MECHANISM OF ACTION — Competitively blocks beta1-adrenergic receptors with little or
no effect on beta2-receptors except at high doses; exhibits membrane stabilizing and intrinsic sympathomimetic activity

PHARMACODYNAMICS / KINETICS
Onset of action: 1-2 hours

Duration: 12-24 hours

Absorption: Oral: 40%

Protein binding: ~26%

Metabolism: Extensive first-pass effect to equipotent and cardioselective diacetolol metabolite

Half-life elimination: Parent drug: 3-4 hours; Metabolite: 8-13 hours

Time to peak: 2-4 hours

Excretion: Feces (50% to 60%); urine (30% to 40%); diacetolol eliminated primarily in the urine

PATIENT INFORMATION — Do not discontinue abruptly.
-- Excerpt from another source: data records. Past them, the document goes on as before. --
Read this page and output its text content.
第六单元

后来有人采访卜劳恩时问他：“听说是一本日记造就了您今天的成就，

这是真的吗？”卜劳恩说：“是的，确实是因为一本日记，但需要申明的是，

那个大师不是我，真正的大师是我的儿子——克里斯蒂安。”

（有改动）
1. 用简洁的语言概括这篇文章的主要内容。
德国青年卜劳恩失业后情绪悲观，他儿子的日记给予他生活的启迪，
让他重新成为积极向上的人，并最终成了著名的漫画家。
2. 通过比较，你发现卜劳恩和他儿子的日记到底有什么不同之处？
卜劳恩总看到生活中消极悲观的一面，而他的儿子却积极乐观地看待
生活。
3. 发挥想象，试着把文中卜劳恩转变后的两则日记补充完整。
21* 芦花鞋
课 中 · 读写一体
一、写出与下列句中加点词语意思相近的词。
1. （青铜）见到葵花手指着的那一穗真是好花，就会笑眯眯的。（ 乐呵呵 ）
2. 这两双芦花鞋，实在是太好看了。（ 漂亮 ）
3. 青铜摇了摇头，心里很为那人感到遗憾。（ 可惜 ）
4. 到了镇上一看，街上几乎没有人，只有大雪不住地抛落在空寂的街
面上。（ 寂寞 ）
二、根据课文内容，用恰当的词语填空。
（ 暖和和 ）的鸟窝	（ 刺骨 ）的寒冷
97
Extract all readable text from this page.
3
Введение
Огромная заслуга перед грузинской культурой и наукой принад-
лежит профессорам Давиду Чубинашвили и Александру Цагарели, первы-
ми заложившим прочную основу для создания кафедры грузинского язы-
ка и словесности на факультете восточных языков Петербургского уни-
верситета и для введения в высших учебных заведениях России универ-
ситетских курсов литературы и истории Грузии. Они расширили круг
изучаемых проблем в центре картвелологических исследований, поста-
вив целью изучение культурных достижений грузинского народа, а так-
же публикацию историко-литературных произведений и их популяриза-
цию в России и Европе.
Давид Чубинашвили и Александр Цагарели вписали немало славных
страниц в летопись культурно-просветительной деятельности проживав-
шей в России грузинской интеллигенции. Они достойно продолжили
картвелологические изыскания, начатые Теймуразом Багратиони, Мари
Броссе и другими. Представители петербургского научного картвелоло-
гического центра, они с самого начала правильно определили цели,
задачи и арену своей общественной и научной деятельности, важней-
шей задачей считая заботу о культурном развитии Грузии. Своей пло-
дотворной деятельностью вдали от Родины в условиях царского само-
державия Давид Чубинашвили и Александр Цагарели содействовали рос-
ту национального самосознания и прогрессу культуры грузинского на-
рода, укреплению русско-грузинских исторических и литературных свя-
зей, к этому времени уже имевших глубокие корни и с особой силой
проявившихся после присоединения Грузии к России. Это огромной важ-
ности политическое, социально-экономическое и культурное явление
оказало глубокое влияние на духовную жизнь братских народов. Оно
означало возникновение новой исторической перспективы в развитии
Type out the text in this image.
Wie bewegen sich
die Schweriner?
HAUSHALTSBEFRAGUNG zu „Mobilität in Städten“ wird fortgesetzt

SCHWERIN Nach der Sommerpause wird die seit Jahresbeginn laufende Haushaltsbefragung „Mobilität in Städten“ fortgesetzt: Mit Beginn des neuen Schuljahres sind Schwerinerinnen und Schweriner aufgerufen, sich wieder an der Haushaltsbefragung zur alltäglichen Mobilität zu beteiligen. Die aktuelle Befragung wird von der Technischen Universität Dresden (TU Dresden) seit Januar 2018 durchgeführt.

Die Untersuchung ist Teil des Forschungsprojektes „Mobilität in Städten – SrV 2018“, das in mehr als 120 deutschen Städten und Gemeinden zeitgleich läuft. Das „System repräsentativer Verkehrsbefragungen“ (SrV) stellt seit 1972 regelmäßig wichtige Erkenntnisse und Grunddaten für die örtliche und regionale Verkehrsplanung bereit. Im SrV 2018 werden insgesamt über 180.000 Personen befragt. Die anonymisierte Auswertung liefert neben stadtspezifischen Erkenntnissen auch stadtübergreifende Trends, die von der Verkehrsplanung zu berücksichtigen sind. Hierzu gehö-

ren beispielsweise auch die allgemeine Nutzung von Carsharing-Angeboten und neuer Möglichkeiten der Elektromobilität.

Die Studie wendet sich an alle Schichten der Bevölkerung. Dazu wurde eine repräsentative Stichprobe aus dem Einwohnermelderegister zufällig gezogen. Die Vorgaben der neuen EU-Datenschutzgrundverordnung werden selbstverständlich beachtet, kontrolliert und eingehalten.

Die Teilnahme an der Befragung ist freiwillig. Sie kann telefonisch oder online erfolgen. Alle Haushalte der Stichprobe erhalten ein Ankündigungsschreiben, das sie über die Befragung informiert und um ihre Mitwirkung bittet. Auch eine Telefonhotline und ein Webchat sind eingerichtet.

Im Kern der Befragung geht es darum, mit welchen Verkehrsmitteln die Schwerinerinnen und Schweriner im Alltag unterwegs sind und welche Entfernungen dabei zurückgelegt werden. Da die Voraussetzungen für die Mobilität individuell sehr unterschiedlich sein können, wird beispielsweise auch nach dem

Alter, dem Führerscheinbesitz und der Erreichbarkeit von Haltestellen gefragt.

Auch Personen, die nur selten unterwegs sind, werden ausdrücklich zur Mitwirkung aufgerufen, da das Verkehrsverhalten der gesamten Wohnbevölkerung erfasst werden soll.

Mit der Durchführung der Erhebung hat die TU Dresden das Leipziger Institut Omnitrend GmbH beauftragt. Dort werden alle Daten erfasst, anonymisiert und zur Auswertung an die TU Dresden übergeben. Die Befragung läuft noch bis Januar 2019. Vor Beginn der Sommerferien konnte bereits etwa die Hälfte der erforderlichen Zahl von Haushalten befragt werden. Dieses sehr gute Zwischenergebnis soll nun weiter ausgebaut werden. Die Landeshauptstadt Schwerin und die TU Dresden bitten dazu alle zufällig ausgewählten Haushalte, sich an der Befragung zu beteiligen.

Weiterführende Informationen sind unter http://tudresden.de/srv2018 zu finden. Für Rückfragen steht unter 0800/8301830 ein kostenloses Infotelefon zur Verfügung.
Consult pharmacist or prescriber before taking with other adrenergic drugs (eg, cold medications). Take at the same time each day. May be taken without regard to meals. Use with caution while driving or performing tasks requiring alertness. Notify prescriber if CHF symptoms become worse or if other side effects occur. May mask signs of hypoglycemia in diabetics.